Precedenti studi, tra cui bisogna citare in particolare l’AFFIRM, non hanno dimostrato un chiaro beneficio di una strategia rispetto all’altra. Per questo motivo, per molti anni i due approcci sono stati considerati come equivalenti. Negli ultimi anni tuttavia la situazione è cambiata, spostandosi a favore di una strategia di controllo del ritmo.
In particolare, il recente studio EAST-AFNET 4 ha dimostrato come una strategia di controllo del ritmo precoce, ovvero iniziata rapidamente dopo la diagnosi di fibrillazione atriale (< 1 anno), sia superiore nel migliorare gli esiti cardiovascolari tra i pazienti con questo tipo di aritmia. Quindi cercare di “eliminare” precocemente la fibrillazione atriale ripristinando il normale ritmo sinusale, sia mediante farmacia sia con ablazione, è la strategia da perseguire nei pazienti con recente diagnosi di FA.

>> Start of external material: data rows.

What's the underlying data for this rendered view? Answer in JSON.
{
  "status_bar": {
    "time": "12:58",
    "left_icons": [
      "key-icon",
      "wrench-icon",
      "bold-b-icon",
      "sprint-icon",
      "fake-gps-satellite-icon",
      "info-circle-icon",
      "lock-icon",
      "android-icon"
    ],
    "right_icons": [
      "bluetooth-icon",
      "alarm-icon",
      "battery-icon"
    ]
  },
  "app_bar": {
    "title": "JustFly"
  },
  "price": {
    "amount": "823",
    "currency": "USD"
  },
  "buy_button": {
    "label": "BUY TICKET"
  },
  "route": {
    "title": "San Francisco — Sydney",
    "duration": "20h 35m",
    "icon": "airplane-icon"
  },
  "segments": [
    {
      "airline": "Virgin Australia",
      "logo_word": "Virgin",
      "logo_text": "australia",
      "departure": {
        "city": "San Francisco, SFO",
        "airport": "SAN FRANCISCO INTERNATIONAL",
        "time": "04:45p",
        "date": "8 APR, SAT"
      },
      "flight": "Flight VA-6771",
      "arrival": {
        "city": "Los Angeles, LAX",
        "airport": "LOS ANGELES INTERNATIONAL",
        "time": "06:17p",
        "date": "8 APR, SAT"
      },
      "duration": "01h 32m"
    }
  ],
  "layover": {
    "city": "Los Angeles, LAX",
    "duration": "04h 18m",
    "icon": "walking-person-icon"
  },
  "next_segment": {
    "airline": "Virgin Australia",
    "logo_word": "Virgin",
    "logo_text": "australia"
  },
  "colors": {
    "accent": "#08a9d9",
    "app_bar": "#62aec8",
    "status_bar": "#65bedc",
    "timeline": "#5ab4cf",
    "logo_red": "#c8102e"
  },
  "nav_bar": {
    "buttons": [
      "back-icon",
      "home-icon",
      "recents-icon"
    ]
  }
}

Come possiamo spiegare questa differenza di risultati rispetto ai precedenti studi?
Una delle differenze più importanti è tra le popolazioni studiate: in particolare, l’insorgenza recente di fibrillazione atriale (diagnosticata ≤1 anno prima) nell’EAST-AFNET 4 rispetto a fibrillazione persistente di più “vecchia data” negli studi precedenti.
Il tessuto atriale, una volta instauratasi la fibrillazione atriale, va incontro ad un “rimodellamento elettrico” e “strutturale”, cioè a modificazioni delle caratteristiche elettrofisiologiche e strutturali del miocardio atriale verso la fibrosi. Mantenere a lungo la fibrillazione atriale crea un circolo vizioso negativo, quindi rendendo progressivamente più difficile eliminare l’aritmia. Tale concetto è riassunto dalla frase “AF begets AF”, ossia “la fibrillazione atriale facilita la fibrillazione atriale”.
In conclusione, in base ai dati della letteratura, è possibile affermare che la strategia di controllo del ritmo (volta all’eliminazione della fibrillazione atriale) risulti preferibile quando il paziente presenti sintomi attribuibili all’aritmia; inoltre, con l’obiettivo di ridurre il rischio di eventi cardiovascolari una strategia di controllo del ritmo andrebbe perseguita precocemente dopo il primo riscontro di fibrillazione, ovvero senza rimandare a una fase tardiva in cui il rimodellamento atriale è già avanzato.